Il cantautore e sindaco trentino protagonista al Festival di Sanremo con "Ho un amico": "Un testo dedicato alle persone con disturbi dello spettro autistico"
Per la terza volta Alberto Scerbo protagonista negli eventi del Festival di Sanremo. Il cantautore e sindaco trentino ritorna sul palco con il nuovo singolo "Ho un amico", una canzone socialmente impegnata e dedicata alle persone con disturbo dello spettro autistico

NOGAREDO. Il sindaco cantautore ancora una volta, la terza, protagonista nella cornice del Festival di Sanremo, Alberto Scerbo è infatti in Liguria ospite delle radio e di diversi eventi alla kermesse per presentare il suo ultimo singolo "Ho un amico". Un canzone socialmente impegnata, un brano dedicato alle persone con disturbo dello spettro autistico.
Il tema è quello dell'autismo, un tema caro al cantautore trentino che ha affrontato più volte nella veste di musicista ma anche in quello di amministratore pubblico, in qualità di sindaco di Nogaredo ma anche di assessore prima e ora presidente della Comunità della Vallagarina.
Un'esibizione di Scerbo prevista anche durante il "Fuori festival", spazio del Teatro Ariston di grande richiamo.

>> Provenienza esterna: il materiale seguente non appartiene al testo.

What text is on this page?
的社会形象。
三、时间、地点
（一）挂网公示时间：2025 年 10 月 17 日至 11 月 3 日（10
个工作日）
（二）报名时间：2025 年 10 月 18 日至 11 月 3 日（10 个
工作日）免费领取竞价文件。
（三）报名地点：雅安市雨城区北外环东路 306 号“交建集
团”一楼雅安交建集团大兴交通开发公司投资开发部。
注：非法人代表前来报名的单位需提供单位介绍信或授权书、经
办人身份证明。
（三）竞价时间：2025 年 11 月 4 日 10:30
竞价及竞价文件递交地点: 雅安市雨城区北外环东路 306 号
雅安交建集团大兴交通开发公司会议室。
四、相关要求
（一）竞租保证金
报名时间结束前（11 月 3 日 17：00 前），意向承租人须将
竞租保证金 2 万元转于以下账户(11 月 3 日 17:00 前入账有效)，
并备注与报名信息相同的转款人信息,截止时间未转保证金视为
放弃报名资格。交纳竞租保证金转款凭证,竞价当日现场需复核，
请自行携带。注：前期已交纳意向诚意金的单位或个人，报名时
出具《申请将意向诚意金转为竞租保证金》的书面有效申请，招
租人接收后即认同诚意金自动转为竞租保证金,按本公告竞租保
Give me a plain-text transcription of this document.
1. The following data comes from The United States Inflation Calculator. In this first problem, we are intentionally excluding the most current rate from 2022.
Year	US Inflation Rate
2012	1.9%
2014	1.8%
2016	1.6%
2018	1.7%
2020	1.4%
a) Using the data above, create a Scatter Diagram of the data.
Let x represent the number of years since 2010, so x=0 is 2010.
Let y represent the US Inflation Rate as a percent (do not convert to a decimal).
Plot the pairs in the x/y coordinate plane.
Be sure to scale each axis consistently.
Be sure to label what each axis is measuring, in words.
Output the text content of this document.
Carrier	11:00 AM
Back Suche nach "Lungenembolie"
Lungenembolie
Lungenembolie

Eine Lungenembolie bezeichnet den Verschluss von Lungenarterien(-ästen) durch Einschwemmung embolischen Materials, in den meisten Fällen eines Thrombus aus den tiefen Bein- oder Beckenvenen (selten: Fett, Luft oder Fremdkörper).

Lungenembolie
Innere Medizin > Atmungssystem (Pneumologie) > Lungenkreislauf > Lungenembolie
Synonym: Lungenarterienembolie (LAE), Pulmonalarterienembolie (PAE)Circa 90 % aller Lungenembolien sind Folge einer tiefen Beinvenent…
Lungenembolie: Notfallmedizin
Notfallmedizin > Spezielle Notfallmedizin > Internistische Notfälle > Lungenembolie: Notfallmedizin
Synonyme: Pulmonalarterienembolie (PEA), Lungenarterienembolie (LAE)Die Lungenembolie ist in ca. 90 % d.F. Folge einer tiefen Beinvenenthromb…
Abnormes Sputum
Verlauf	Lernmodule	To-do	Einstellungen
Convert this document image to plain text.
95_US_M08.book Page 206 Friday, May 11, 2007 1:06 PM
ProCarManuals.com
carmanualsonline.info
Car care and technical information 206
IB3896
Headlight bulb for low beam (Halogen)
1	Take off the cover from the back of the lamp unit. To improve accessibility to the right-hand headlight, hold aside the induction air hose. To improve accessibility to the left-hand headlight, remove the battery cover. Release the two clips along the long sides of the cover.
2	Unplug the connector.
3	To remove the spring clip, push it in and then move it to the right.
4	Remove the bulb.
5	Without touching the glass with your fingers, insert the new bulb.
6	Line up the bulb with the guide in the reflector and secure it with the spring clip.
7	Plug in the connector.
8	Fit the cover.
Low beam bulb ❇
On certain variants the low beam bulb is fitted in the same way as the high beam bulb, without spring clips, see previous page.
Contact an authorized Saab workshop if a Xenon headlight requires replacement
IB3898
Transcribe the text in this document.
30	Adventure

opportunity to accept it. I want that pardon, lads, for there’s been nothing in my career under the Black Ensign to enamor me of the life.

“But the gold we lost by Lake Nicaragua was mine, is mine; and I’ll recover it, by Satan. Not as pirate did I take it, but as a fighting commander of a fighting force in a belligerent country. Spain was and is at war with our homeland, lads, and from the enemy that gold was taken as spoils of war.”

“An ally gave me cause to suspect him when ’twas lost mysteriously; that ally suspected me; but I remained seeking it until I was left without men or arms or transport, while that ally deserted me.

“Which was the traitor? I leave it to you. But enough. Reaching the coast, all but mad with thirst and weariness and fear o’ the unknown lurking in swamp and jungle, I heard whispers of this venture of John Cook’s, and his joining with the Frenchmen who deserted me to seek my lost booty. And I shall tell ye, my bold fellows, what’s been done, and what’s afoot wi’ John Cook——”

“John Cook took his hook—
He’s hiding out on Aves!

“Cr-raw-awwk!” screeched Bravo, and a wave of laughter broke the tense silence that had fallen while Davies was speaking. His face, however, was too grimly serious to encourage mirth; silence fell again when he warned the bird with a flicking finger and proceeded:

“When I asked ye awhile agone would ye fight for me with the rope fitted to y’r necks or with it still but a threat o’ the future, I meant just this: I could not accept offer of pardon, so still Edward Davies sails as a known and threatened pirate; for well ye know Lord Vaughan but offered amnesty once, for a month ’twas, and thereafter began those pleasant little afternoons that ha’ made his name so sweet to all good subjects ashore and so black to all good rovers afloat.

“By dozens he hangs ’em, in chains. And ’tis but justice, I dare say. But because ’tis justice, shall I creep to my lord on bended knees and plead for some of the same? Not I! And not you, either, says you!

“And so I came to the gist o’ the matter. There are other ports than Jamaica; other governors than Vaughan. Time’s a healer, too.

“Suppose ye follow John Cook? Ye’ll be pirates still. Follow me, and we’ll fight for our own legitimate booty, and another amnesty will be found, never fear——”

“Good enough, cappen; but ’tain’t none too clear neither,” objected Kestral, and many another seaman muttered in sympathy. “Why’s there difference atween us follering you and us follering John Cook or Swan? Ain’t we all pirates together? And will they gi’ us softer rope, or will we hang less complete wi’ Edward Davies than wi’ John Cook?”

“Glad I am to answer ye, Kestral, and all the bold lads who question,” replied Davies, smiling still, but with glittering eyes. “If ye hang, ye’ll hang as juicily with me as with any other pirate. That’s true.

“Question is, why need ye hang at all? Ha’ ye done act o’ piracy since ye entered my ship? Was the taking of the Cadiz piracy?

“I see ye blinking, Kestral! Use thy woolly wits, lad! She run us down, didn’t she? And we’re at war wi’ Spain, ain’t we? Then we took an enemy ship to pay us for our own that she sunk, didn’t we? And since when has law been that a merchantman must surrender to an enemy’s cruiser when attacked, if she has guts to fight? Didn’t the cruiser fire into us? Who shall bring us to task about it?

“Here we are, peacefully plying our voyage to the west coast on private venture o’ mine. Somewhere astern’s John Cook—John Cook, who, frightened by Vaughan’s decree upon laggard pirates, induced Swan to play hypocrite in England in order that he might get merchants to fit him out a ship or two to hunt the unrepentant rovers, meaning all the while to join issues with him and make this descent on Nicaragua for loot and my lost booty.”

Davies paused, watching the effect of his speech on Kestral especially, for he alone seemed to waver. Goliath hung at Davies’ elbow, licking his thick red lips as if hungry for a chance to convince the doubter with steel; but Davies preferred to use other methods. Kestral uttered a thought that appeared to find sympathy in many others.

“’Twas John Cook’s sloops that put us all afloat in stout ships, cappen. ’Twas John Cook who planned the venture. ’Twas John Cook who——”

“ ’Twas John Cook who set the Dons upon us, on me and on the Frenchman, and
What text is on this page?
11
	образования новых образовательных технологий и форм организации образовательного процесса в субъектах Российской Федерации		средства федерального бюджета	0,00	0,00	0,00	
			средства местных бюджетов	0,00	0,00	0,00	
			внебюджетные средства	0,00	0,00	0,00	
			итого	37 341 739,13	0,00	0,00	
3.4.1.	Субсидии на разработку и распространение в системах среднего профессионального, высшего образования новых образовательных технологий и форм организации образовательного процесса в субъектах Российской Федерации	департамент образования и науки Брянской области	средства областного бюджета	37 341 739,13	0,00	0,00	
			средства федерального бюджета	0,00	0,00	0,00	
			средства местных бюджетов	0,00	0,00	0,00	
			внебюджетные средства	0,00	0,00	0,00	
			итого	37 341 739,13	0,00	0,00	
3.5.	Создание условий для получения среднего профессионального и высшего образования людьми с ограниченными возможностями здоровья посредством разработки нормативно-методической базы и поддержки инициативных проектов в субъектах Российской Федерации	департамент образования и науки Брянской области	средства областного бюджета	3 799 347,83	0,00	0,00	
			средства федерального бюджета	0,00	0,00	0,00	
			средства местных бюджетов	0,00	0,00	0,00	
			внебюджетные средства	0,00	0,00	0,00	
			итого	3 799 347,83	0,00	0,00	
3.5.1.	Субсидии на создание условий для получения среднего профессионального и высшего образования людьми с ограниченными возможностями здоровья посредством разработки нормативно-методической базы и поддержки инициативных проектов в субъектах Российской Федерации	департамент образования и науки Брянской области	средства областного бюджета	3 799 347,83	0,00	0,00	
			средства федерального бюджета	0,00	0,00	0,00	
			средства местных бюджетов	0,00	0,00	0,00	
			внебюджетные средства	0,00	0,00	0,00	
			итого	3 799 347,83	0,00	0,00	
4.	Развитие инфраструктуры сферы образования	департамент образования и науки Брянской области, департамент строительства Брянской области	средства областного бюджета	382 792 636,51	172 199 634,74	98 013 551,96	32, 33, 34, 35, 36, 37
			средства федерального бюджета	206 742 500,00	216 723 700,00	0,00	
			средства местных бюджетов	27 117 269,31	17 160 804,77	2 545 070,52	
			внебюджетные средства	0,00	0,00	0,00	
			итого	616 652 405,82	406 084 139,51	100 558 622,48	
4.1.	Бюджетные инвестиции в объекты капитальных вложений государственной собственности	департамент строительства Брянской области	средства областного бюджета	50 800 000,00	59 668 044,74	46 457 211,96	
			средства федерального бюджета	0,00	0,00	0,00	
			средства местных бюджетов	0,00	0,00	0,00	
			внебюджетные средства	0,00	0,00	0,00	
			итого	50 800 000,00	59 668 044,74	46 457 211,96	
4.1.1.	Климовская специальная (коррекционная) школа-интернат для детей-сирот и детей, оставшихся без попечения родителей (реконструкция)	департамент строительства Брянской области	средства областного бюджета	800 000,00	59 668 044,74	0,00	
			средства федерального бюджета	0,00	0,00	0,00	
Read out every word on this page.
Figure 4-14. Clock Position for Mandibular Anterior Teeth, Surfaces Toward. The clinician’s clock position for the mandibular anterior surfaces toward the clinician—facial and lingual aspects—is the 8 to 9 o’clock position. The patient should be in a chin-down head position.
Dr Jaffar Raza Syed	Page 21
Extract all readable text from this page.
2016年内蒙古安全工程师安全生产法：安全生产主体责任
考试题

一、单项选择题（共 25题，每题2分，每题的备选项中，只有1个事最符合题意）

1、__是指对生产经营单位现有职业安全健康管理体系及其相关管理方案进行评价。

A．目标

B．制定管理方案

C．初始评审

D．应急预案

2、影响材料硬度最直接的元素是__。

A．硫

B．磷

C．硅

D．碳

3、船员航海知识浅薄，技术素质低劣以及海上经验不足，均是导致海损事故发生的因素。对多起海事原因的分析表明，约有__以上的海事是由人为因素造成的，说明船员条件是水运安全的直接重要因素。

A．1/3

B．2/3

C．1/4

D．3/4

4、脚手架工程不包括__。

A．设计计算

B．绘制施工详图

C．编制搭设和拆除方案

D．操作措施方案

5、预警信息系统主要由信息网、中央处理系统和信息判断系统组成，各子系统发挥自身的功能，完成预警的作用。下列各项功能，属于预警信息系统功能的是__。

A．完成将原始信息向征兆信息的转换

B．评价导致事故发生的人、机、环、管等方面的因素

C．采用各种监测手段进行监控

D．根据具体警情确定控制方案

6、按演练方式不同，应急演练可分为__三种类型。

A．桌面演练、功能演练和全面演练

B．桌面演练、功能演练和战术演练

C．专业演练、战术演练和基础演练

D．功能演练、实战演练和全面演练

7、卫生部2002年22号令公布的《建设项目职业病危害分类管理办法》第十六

"Il brano 'Ho un amico' parla di un'amicizia, di caratteri apparentemente diversi, a volte addirittura opposti, che riescono tuttavia a trovare sintesi. Il trucco? Semplice: basta cambiare le proprie 'lenti' di osservazione della realtà", aggiunge Scerbo. "Quante volte ci soffermiamo sulle differenze e non su ciò che ci accomuna. Atteggiamenti differenti, reazioni inaspettate, gesti non corrisposti: solo quando capiremo che anche nella diversità, siamo tutti collegati da un'umanità che ci pervade e ci avvicina, allora sì che riusciremo a vedere l'altro con occhi diversi, o meglio uguali, ai nostri".
Anche la copertina del singolo vuole esprimere questo messaggio. L'immagine è un'opera d'arte realizzata dalle ragazze e dai ragazzi di Casa Sebastiano della Cooperativo autismo Trentino della val di Non, ispirata dalle note della canzone. Le grafiche invece sono state realizzate dai ragazzi del Progetto Verso della copisteria Capoverso di Rovereto (Cooperative impronte).
"Ho voluto coinvolgere due importanti realtà del territorio che lavorano da anni a stretto contatto con persone affette da disturbi dello spettro autistico autistico, rendendole protagoniste all'interno del progetto e portandole metaforicamente al festival come esempi virtuosi della diversità", conclude Scerbo.
La produzione musicale del brano è stata invece affidata anche questa volta alla piemontese Serena Orlandi nell'ambito di una collaborazione ormai consolidata.